Noah Lazes, president of ARK, said late Thursday that he had not been served with Barnett’s suit but added that his company stands “ready to respond immediately to the frivolous and false allegations.”

“Not only are such statements made not true, but [Billy Bob’s company] attached a fake, fraudulently modified development agreement to their claim. The actual signed development agreement is a matter of public record and is not the same agreement attached to their claim.

“There is just zero truth or accuracy to the [Barnett] claim.”

If a judge backs Barnett, the suit says, it could turn landlord duties for the $250 million development over to the city.

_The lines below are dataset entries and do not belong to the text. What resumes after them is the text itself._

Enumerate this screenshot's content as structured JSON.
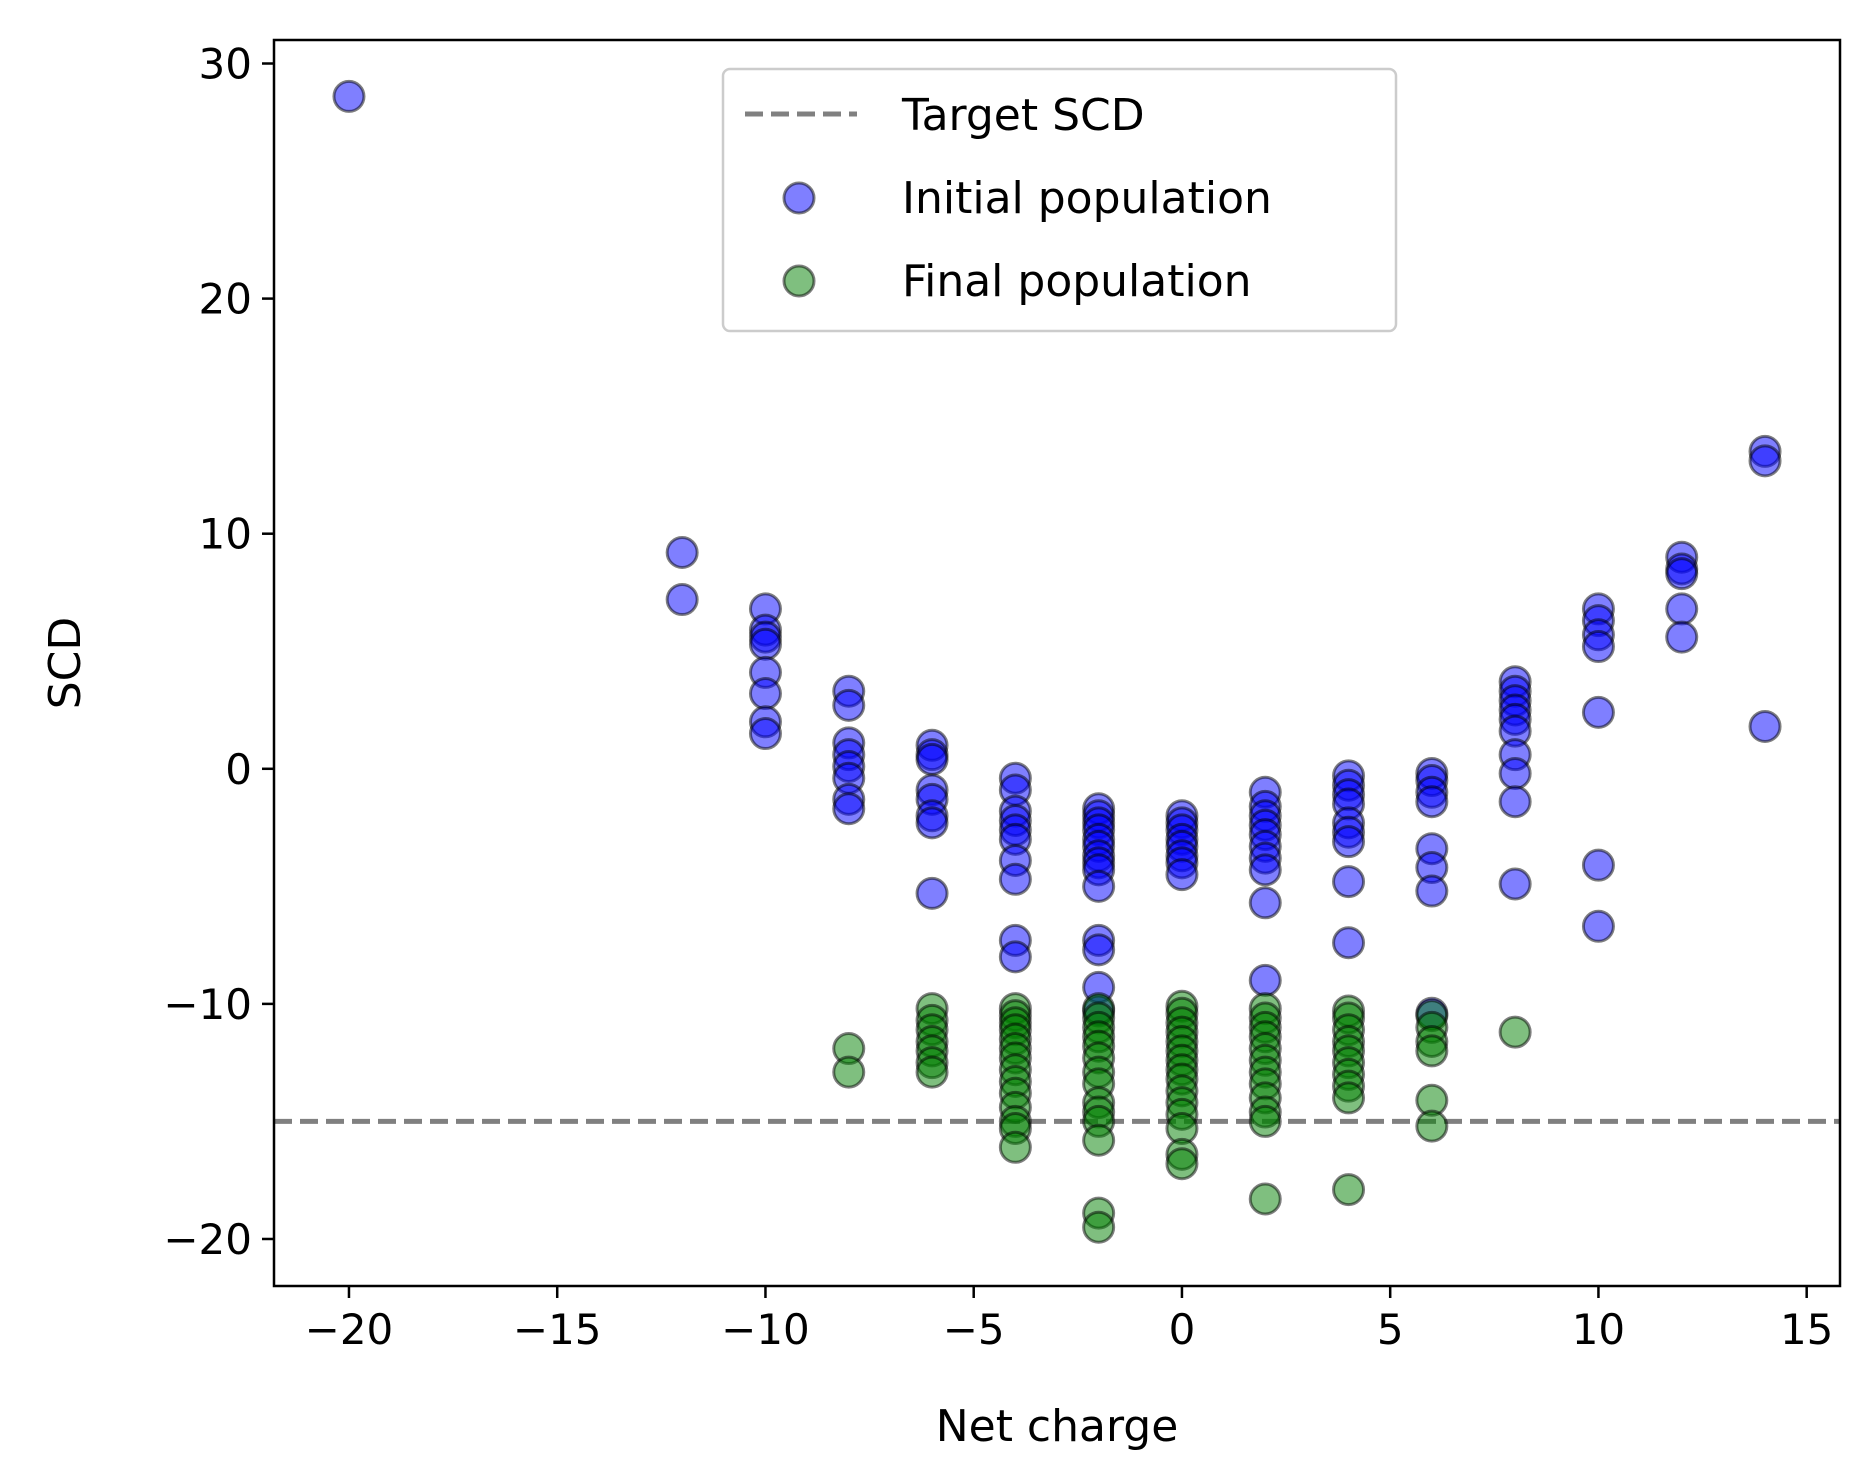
{
  "chart_data": {
    "type": "scatter",
    "title": "",
    "xlabel": "Net charge",
    "ylabel": "SCD",
    "xlim": [
      -21.8,
      15.8
    ],
    "ylim": [
      -22,
      31
    ],
    "xticks": [
      -20,
      -15,
      -10,
      -5,
      0,
      5,
      10,
      15
    ],
    "yticks": [
      -20,
      -10,
      0,
      10,
      20,
      30
    ],
    "xtick_labels": [
      "−20",
      "−15",
      "−10",
      "−5",
      "0",
      "5",
      "10",
      "15"
    ],
    "ytick_labels": [
      "−20",
      "−10",
      "0",
      "10",
      "20",
      "30"
    ],
    "grid": false,
    "legend_position": "top-center",
    "colors": {
      "initial": "#0000ff",
      "final": "#008000",
      "target": "#808080",
      "edge": "#000000"
    },
    "target_line": {
      "name": "Target SCD",
      "y": -15
    },
    "series": [
      {
        "name": "Initial population",
        "color": "#0000ff",
        "points": [
          [
            -20,
            28.6
          ],
          [
            -12,
            9.2
          ],
          [
            -12,
            7.2
          ],
          [
            -10,
            6.8
          ],
          [
            -10,
            5.9
          ],
          [
            -10,
            5.6
          ],
          [
            -10,
            5.3
          ],
          [
            -10,
            4.1
          ],
          [
            -10,
            3.2
          ],
          [
            -10,
            2.0
          ],
          [
            -10,
            1.5
          ],
          [
            -8,
            3.3
          ],
          [
            -8,
            2.7
          ],
          [
            -8,
            1.1
          ],
          [
            -8,
            0.6
          ],
          [
            -8,
            0.1
          ],
          [
            -8,
            -0.4
          ],
          [
            -8,
            -1.3
          ],
          [
            -8,
            -1.7
          ],
          [
            -6,
            1.0
          ],
          [
            -6,
            0.6
          ],
          [
            -6,
            0.4
          ],
          [
            -6,
            -0.9
          ],
          [
            -6,
            -1.3
          ],
          [
            -6,
            -2.0
          ],
          [
            -6,
            -2.3
          ],
          [
            -6,
            -5.3
          ],
          [
            -4,
            -0.4
          ],
          [
            -4,
            -0.9
          ],
          [
            -4,
            -1.8
          ],
          [
            -4,
            -2.2
          ],
          [
            -4,
            -2.6
          ],
          [
            -4,
            -3.0
          ],
          [
            -4,
            -3.9
          ],
          [
            -4,
            -4.7
          ],
          [
            -4,
            -7.3
          ],
          [
            -4,
            -8.0
          ],
          [
            -2,
            -1.7
          ],
          [
            -2,
            -2.0
          ],
          [
            -2,
            -2.3
          ],
          [
            -2,
            -2.6
          ],
          [
            -2,
            -3.0
          ],
          [
            -2,
            -3.3
          ],
          [
            -2,
            -3.7
          ],
          [
            -2,
            -4.0
          ],
          [
            -2,
            -4.3
          ],
          [
            -2,
            -5.0
          ],
          [
            -2,
            -7.3
          ],
          [
            -2,
            -7.7
          ],
          [
            -2,
            -9.3
          ],
          [
            -2,
            -10.3
          ],
          [
            0,
            -2.0
          ],
          [
            0,
            -2.3
          ],
          [
            0,
            -2.6
          ],
          [
            0,
            -3.0
          ],
          [
            0,
            -3.3
          ],
          [
            0,
            -3.7
          ],
          [
            0,
            -4.0
          ],
          [
            0,
            -4.5
          ],
          [
            2,
            -1.0
          ],
          [
            2,
            -1.6
          ],
          [
            2,
            -2.0
          ],
          [
            2,
            -2.4
          ],
          [
            2,
            -2.8
          ],
          [
            2,
            -3.3
          ],
          [
            2,
            -3.8
          ],
          [
            2,
            -4.3
          ],
          [
            2,
            -5.7
          ],
          [
            2,
            -9.0
          ],
          [
            4,
            -0.3
          ],
          [
            4,
            -0.7
          ],
          [
            4,
            -1.1
          ],
          [
            4,
            -1.5
          ],
          [
            4,
            -2.3
          ],
          [
            4,
            -2.7
          ],
          [
            4,
            -3.1
          ],
          [
            4,
            -4.8
          ],
          [
            4,
            -7.4
          ],
          [
            6,
            -0.2
          ],
          [
            6,
            -0.5
          ],
          [
            6,
            -1.0
          ],
          [
            6,
            -1.4
          ],
          [
            6,
            -3.4
          ],
          [
            6,
            -4.2
          ],
          [
            6,
            -5.2
          ],
          [
            6,
            -10.4
          ],
          [
            8,
            3.7
          ],
          [
            8,
            3.3
          ],
          [
            8,
            2.9
          ],
          [
            8,
            2.5
          ],
          [
            8,
            2.1
          ],
          [
            8,
            1.6
          ],
          [
            8,
            0.6
          ],
          [
            8,
            -0.2
          ],
          [
            8,
            -1.4
          ],
          [
            8,
            -4.9
          ],
          [
            10,
            6.8
          ],
          [
            10,
            6.3
          ],
          [
            10,
            5.7
          ],
          [
            10,
            5.2
          ],
          [
            10,
            2.4
          ],
          [
            10,
            -4.1
          ],
          [
            10,
            -6.7
          ],
          [
            12,
            9.0
          ],
          [
            12,
            8.5
          ],
          [
            12,
            8.3
          ],
          [
            12,
            6.8
          ],
          [
            12,
            5.6
          ],
          [
            14,
            13.5
          ],
          [
            14,
            13.1
          ],
          [
            14,
            1.8
          ]
        ]
      },
      {
        "name": "Final population",
        "color": "#008000",
        "points": [
          [
            -8,
            -11.9
          ],
          [
            -8,
            -12.9
          ],
          [
            -6,
            -10.2
          ],
          [
            -6,
            -10.7
          ],
          [
            -6,
            -11.1
          ],
          [
            -6,
            -11.6
          ],
          [
            -6,
            -12.0
          ],
          [
            -6,
            -12.5
          ],
          [
            -6,
            -12.9
          ],
          [
            -4,
            -10.2
          ],
          [
            -4,
            -10.5
          ],
          [
            -4,
            -10.8
          ],
          [
            -4,
            -11.1
          ],
          [
            -4,
            -11.5
          ],
          [
            -4,
            -11.9
          ],
          [
            -4,
            -12.3
          ],
          [
            -4,
            -12.8
          ],
          [
            -4,
            -13.3
          ],
          [
            -4,
            -13.8
          ],
          [
            -4,
            -14.4
          ],
          [
            -4,
            -15.0
          ],
          [
            -4,
            -15.3
          ],
          [
            -4,
            -16.1
          ],
          [
            -2,
            -10.2
          ],
          [
            -2,
            -10.6
          ],
          [
            -2,
            -11.0
          ],
          [
            -2,
            -11.4
          ],
          [
            -2,
            -11.8
          ],
          [
            -2,
            -12.3
          ],
          [
            -2,
            -12.9
          ],
          [
            -2,
            -13.4
          ],
          [
            -2,
            -14.2
          ],
          [
            -2,
            -14.6
          ],
          [
            -2,
            -15.0
          ],
          [
            -2,
            -15.8
          ],
          [
            -2,
            -18.9
          ],
          [
            -2,
            -19.5
          ],
          [
            0,
            -10.1
          ],
          [
            0,
            -10.4
          ],
          [
            0,
            -10.8
          ],
          [
            0,
            -11.2
          ],
          [
            0,
            -11.6
          ],
          [
            0,
            -12.0
          ],
          [
            0,
            -12.4
          ],
          [
            0,
            -12.8
          ],
          [
            0,
            -13.2
          ],
          [
            0,
            -13.7
          ],
          [
            0,
            -14.2
          ],
          [
            0,
            -14.7
          ],
          [
            0,
            -15.3
          ],
          [
            0,
            -16.4
          ],
          [
            0,
            -16.8
          ],
          [
            2,
            -10.2
          ],
          [
            2,
            -10.6
          ],
          [
            2,
            -11.0
          ],
          [
            2,
            -11.4
          ],
          [
            2,
            -11.9
          ],
          [
            2,
            -12.4
          ],
          [
            2,
            -12.9
          ],
          [
            2,
            -13.4
          ],
          [
            2,
            -14.0
          ],
          [
            2,
            -14.6
          ],
          [
            2,
            -15.0
          ],
          [
            2,
            -18.3
          ],
          [
            4,
            -10.3
          ],
          [
            4,
            -10.6
          ],
          [
            4,
            -11.1
          ],
          [
            4,
            -11.6
          ],
          [
            4,
            -12.0
          ],
          [
            4,
            -12.5
          ],
          [
            4,
            -13.0
          ],
          [
            4,
            -13.5
          ],
          [
            4,
            -14.0
          ],
          [
            4,
            -17.9
          ],
          [
            6,
            -10.5
          ],
          [
            6,
            -11.0
          ],
          [
            6,
            -11.6
          ],
          [
            6,
            -12.0
          ],
          [
            6,
            -14.1
          ],
          [
            6,
            -15.2
          ],
          [
            8,
            -11.2
          ]
        ]
      }
    ]
  }
}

Lazes said there is no developer default, but if there were, lender Suntrust Bank would become the landlord.

Barnett walked away from the Music Factory venues, leaving beer in the coolers, pillows in the seats and countrythemed merchandise in the market. He owns the goods and fixtures, his attorney said.

Barnett’s suit claims that ARK Group used “prop” plumbing fixtures to pass inspections needed for certificates of occupancy and later replaced them, a charge the developer has denied.

In his suit, Barnett also charged that ARK did not meet requirements in the development agreement with the city, including regarding the size and configuration of the open-air plaza.

Those actions and omissions add up to default, according to the suit. Similar allegations were made in a suit filed by a newly-formed taxpayers group. That suit also was filed by Barnett’s attorney, Larry Friedman.

“ARK’s failure to timely perform the” steps required to get an occupancy permit, “and its fraud in concealing its failure to timely perform the occupancy conditions not only deprives ARK of the right to possession of the Music Factory Center, but is also a material default of the entertainment center lease and the development agreement,” the suit said.

If the judge backs Barnett’s argument, ARK would not have the authority to terminate Barnett’s lease, according to Friedman.

“The development agreement states that if there is a default in any of the leases, the city comes in,” Friedman said, calling ARK’s attempt to terminate leases “ineffective.”

Lazes said a new landlord “also would certainly terminate [Barnett’s] lease.”

Barnett’s petition seeks attorneys’ fees, but “does not, at this time, seek any other monetary relief.”

The suit has not stopped ARK from moving forward with plans to replace Barnett and reopen the darkened venues.

“There is an overwhelming number of qualified interested parties that have contacted us about leasing the spaces,” Lazes said. “We are interviewing and visiting operations of each interested party.

“The goal is not to fill spaces as fast as possible, which we  could do tomorrow, but to fill each with the absolute most experienced and knowledgeable operators that we can attract.

The good news is that there is no shortage of them in D-FW,” said Lazes, who returned music to the plaza late last week. “Experience and [having] existing successful operating businesses is even more important to us than the per square foot rent amounts.”

Staff writer Deborah Fleck contributed to this report.